The results show that instead of being formed by rising and subsiding ocean levels or existing as a string of islands as scientists previously believed, the Isthmus of Panama was first a peninsula of southern Central America before the underlying tectonic plates merged it with South America 4 million years ago.
"Scientists knew Panama was a North American peninsula, possibly as early as 19 million years ago because fossils that are closely related to North American land mammals, such as rhinos, horses, peccaries and dogs have been found in the Panama Canal during ongoing maintenance," said Kirby, lead author of the study.
"But we were not certain when this peninsula first formed and how long it may have existed," he added.
The canal's maintenance also exposes sediment layers and marine animal fossils, as well as strata of rocks and clay specific to numerous environments, including lagoon, delta, swamp, woodland and dry tropical forest.
Previous studies placed marine sediment as the youngest layers, suggesting the peninsula was submerged before finally joining with South America.
The current study revises the time order of strata, however, and concludes that the Panamanian peninsula joined with South America roughly 4 million years ago.

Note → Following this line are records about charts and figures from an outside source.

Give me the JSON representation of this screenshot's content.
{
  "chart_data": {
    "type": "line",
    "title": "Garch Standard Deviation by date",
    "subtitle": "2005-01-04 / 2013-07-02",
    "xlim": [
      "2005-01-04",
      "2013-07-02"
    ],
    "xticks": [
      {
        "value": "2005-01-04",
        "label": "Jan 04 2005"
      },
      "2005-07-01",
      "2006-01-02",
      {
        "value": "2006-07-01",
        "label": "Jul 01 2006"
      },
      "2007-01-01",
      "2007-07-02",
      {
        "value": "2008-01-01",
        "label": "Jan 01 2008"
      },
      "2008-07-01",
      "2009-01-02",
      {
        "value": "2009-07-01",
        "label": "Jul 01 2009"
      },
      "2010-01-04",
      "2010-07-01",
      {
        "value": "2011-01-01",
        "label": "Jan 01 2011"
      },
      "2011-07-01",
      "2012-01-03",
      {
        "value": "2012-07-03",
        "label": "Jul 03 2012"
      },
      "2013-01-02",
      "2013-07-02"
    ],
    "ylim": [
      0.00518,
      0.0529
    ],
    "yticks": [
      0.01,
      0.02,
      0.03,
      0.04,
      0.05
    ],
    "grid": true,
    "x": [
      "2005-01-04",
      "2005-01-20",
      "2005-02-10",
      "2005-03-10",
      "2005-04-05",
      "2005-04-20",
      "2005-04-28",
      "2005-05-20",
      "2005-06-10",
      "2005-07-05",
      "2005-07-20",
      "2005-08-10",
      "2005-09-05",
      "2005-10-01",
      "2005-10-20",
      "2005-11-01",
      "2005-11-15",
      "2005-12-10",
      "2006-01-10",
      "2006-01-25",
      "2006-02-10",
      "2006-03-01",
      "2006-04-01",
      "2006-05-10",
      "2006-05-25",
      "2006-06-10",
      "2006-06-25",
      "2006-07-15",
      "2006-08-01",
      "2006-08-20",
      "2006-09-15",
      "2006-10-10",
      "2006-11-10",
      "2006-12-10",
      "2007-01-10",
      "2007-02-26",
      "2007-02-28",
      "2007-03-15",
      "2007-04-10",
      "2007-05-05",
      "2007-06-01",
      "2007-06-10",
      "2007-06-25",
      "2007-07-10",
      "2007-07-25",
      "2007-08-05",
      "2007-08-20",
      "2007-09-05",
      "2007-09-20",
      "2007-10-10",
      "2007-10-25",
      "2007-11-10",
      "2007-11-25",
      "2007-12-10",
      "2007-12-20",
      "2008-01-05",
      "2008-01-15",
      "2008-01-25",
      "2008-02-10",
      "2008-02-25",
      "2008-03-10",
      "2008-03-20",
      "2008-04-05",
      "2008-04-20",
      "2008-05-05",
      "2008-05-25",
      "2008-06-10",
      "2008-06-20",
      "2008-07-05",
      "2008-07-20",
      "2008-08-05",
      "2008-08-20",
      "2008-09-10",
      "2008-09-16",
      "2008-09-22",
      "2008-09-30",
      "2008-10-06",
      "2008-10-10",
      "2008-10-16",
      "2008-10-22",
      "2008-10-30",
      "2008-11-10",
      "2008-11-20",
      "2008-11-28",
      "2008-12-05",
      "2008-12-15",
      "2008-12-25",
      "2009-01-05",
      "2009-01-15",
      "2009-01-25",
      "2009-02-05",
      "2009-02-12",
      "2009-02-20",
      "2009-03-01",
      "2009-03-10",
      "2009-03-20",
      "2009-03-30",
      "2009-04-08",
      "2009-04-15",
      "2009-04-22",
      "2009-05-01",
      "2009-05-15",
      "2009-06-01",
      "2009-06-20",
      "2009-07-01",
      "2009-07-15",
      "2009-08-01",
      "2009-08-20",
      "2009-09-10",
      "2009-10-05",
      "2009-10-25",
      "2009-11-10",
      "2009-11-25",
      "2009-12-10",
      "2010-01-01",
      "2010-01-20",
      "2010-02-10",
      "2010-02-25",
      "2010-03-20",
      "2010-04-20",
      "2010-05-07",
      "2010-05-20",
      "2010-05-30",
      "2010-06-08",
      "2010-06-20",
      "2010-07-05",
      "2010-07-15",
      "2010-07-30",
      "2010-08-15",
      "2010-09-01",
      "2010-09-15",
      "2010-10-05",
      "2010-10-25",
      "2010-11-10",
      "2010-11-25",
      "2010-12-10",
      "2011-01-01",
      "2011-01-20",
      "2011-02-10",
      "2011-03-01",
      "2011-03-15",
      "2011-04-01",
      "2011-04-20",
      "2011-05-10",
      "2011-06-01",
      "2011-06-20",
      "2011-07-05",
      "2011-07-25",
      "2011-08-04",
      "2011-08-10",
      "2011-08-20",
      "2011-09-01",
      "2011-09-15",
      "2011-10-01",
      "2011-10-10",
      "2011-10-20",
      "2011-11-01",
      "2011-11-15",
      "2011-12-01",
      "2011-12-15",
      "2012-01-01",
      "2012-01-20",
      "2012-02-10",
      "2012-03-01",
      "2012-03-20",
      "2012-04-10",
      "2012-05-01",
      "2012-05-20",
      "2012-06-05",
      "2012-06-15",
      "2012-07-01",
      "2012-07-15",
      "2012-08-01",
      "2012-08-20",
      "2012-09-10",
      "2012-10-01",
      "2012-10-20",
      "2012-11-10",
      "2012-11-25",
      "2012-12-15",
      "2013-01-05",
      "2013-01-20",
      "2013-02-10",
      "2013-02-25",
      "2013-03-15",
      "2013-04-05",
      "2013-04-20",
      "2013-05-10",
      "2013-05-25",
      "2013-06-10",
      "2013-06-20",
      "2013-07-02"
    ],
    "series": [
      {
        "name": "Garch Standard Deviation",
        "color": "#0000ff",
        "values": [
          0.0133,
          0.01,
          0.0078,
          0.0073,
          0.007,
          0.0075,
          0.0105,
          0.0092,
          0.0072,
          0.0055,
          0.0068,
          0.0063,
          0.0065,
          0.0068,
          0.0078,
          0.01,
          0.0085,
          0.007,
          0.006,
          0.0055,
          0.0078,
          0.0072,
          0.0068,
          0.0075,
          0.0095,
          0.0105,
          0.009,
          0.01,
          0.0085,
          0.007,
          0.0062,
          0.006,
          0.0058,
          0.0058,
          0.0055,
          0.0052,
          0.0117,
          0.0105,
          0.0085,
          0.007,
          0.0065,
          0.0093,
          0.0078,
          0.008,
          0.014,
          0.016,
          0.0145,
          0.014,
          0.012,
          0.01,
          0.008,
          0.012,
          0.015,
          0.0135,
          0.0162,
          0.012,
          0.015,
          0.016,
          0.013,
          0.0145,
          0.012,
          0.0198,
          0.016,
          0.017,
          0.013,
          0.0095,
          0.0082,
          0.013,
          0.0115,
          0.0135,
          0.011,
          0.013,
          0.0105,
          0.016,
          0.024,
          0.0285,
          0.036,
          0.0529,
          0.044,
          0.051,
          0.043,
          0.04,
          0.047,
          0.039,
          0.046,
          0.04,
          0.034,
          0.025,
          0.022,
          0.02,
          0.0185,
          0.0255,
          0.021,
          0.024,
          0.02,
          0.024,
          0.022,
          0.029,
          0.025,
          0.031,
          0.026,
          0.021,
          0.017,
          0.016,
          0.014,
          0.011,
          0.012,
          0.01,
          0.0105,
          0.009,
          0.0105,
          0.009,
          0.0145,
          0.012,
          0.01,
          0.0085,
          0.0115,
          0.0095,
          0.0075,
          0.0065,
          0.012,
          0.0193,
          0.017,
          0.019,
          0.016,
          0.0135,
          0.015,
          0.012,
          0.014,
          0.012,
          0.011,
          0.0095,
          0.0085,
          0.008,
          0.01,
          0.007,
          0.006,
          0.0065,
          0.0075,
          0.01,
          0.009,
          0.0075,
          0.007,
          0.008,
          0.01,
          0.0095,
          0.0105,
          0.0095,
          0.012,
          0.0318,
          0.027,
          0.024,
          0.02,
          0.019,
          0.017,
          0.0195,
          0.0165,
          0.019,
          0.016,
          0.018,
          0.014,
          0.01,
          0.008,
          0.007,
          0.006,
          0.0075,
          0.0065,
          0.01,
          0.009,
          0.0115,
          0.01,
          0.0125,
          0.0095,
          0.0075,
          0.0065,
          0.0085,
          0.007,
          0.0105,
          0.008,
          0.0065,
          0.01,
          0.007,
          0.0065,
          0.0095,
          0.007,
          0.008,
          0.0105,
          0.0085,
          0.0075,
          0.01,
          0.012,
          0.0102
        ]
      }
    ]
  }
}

"Deep-sea deposits in one sediment layer suggest a short-lived strait may have existed across the Panama Canal Basin between 21 and 20 million years ago," said Jones, director of the Florida Museum of Natural History. "However, these short-lived straits probably had little impact on the long-term evolution of Central America's flora and fauna," he added.
The authors used alternative methods such as strontium isotope dating of fossils and re-analysis of vertebrate fossils to better determine the geologic sequence of the Canal.
According to Anthony Coates, a staff scientist emeritus at the Smithsonian Tropical Research Institute in Panama who has extensively studied the geological history of the rise of the Central American isthmus, the study brings together a diverse array of geologic evidence that convincingly suggests Central America was a peninsula and not a group of islands.
"They have made an important contribution to the land-based geologic evidence of the plate tectonic history of the formation of the Isthmus," he said. "Their results have important consequences for the nature of the global change engendered by the rise and closure of the isthmus," he added.